Current Projects

This is an exploratory study examining how connections between the formal educational system and informal non-system actors shape educational priorities and practices in the region. A strategic set of case studies are used to assess the structures, connections, and policies that define the relationship between formal and informal actors.

Funded by the Learning Research and Development Center (2008-2010).

This study explores the extent to which kindergartens have shifted from a development model emphasizing social skills and play to a year of formal academic instruction. It illuminates how shifting conceptions of appropriate kindergarten education and state and local policies influence kindergarten teachers instructional practices.

Funded by the Spencer Foundation (2006-2007).

This project was established in order to develop a viable set of education indicators for the greater Pittsburgh region. The project will collect information on 130 school districts in southwestern Pennsylvania, 8 school districts in West Virginia, and 15 school districts in Ohio. The education indicators will include traditional input/output variables such as school finances and achievement scores, but also process variables. Process variables address the daily work of teachers and students inside schools and classrooms as well as decisions regarding how and what resources become available. This project will yield a rich source of data among schools and districts that can be explicitly used by educators and policy makers to enact beneficial change.

Funded by partnership with Pittsburgh Today.

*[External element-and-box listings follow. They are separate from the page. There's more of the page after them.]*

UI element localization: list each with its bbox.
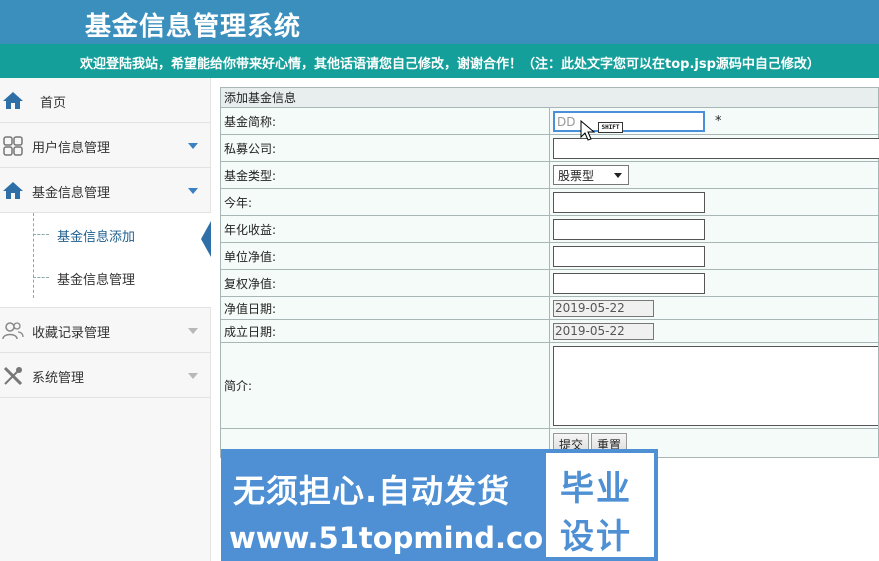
watermark-badge: 毕业 设计 bbox=[542, 449, 658, 561]
submenu-item-label: 基金信息管理 bbox=[57, 273, 136, 288]
fund-add-form: 添加基金信息 基金简称: DD * 私募公司: 基金类型: 股票型 今年: 年化收… bbox=[220, 87, 879, 458]
field-label-unit-nav: 单位净值: bbox=[220, 242, 550, 270]
sidebar-item-favorites[interactable]: 收藏记录管理 bbox=[0, 308, 211, 353]
field-cell-type: 股票型 bbox=[549, 161, 879, 189]
submenu-dash bbox=[33, 277, 49, 278]
field-label-company: 私募公司: bbox=[220, 134, 550, 162]
sidebar-item-label: 用户信息管理 bbox=[32, 141, 111, 156]
field-label-cumulative-nav: 复权净值: bbox=[220, 269, 550, 297]
chevron-down-icon bbox=[188, 188, 198, 194]
chevron-down-icon bbox=[188, 328, 198, 334]
fund-type-selected: 股票型 bbox=[558, 169, 595, 183]
sidebar-item-label: 基金信息管理 bbox=[32, 186, 111, 201]
field-label-this-year: 今年: bbox=[220, 188, 550, 216]
sidebar-item-fund-management[interactable]: 基金信息管理 bbox=[0, 168, 211, 213]
field-cell-cumulative-nav bbox=[549, 269, 879, 297]
chevron-down-icon bbox=[188, 143, 198, 149]
submenu-item-label: 基金信息添加 bbox=[57, 230, 136, 245]
sidebar-item-system[interactable]: 系统管理 bbox=[0, 353, 211, 398]
required-mark: * bbox=[715, 113, 722, 129]
nav-date-input[interactable]: 2019-05-22 bbox=[553, 299, 654, 317]
form-title: 添加基金信息 bbox=[220, 87, 879, 108]
unit-nav-input[interactable] bbox=[553, 245, 705, 267]
home-icon bbox=[3, 182, 23, 199]
field-cell-found-date: 2019-05-22 bbox=[549, 319, 879, 343]
header-bar: 基金信息管理系统 bbox=[0, 0, 879, 44]
watermark-badge-line1: 毕业 bbox=[560, 469, 632, 509]
submenu-item-fund-add[interactable]: 基金信息添加 bbox=[33, 220, 203, 250]
field-label-short-name: 基金简称: bbox=[220, 107, 550, 135]
company-input[interactable] bbox=[553, 137, 879, 159]
submenu-item-fund-manage[interactable]: 基金信息管理 bbox=[33, 263, 203, 293]
welcome-message: 欢迎登陆我站，希望能给你带来好心情，其他话语请您自己修改，谢谢合作！（注：此处文… bbox=[80, 57, 820, 72]
app-title: 基金信息管理系统 bbox=[85, 12, 302, 42]
fund-submenu: 基金信息添加 基金信息管理 bbox=[0, 213, 211, 308]
field-cell-intro bbox=[549, 342, 879, 429]
sidebar-item-label: 首页 bbox=[40, 96, 67, 111]
watermark-banner: 无须担心.自动发货 www.51topmind.com 毕业 设计 bbox=[221, 449, 658, 561]
field-cell-company bbox=[549, 134, 879, 162]
this-year-input[interactable] bbox=[553, 191, 705, 213]
field-label-type: 基金类型: bbox=[220, 161, 550, 189]
field-label-nav-date: 净值日期: bbox=[220, 296, 550, 320]
field-cell-unit-nav bbox=[549, 242, 879, 270]
users-icon bbox=[2, 322, 24, 340]
submenu-dash bbox=[33, 234, 49, 235]
field-cell-nav-date: 2019-05-22 bbox=[549, 296, 879, 320]
sidebar-item-home[interactable]: 首页 bbox=[0, 78, 211, 123]
short-name-input[interactable]: DD bbox=[553, 110, 705, 132]
found-date-input[interactable]: 2019-05-22 bbox=[553, 322, 654, 340]
field-cell-this-year bbox=[549, 188, 879, 216]
sidebar: 首页 用户信息管理 基金信息管理 基金信息添加 基金信息管理 收藏记录管理 系统… bbox=[0, 78, 211, 561]
watermark-badge-line2: 设计 bbox=[560, 517, 632, 557]
home-icon bbox=[3, 92, 23, 109]
welcome-bar: 欢迎登陆我站，希望能给你带来好心情，其他话语请您自己修改，谢谢合作！（注：此处文… bbox=[0, 44, 879, 78]
watermark-slogan: 无须担心.自动发货 bbox=[233, 472, 511, 510]
watermark-url: www.51topmind.com bbox=[229, 521, 574, 555]
field-label-annual-yield: 年化收益: bbox=[220, 215, 550, 243]
grid-icon bbox=[3, 136, 23, 156]
field-label-found-date: 成立日期: bbox=[220, 319, 550, 343]
mouse-cursor-icon bbox=[580, 120, 596, 141]
chevron-down-icon bbox=[188, 373, 198, 379]
sidebar-item-user-management[interactable]: 用户信息管理 bbox=[0, 123, 211, 168]
tools-icon bbox=[3, 366, 23, 386]
active-indicator-arrow bbox=[201, 221, 211, 257]
intro-textarea[interactable] bbox=[553, 345, 879, 426]
cumulative-nav-input[interactable] bbox=[553, 272, 705, 294]
field-label-intro: 简介: bbox=[220, 342, 550, 429]
sidebar-item-label: 系统管理 bbox=[32, 371, 85, 386]
sidebar-item-label: 收藏记录管理 bbox=[32, 326, 111, 341]
dropdown-arrow-icon bbox=[614, 173, 622, 178]
fund-type-select[interactable]: 股票型 bbox=[553, 165, 629, 185]
shift-key-badge: SHIFT bbox=[598, 122, 623, 133]
annual-yield-input[interactable] bbox=[553, 218, 705, 240]
field-cell-annual-yield bbox=[549, 215, 879, 243]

The federal Race to the Top (RttT) initiative contains no legislation or policy mandates for states to follow, but the program is nevertheless likely to drive all major state education reform efforst for the next decade. However, it it uncertain whether the diverse education reform proposals from the states will be enacted in ways that actually translate to real change in the teaching and learning that occurs within classrooms. The study examines three questions: (1) What are the theories of action implicit in successful RttT applications?; (2) To what extent is the improvement of teaching and learning central to the theories of action laid out in states' approaches to RttT reforms?; and (3) What aspects of states' RttT reform initiatives are likely to be implemented in ways that positively influence teaching and learning?

Funded by Learning Research and Development Center (2009-2012).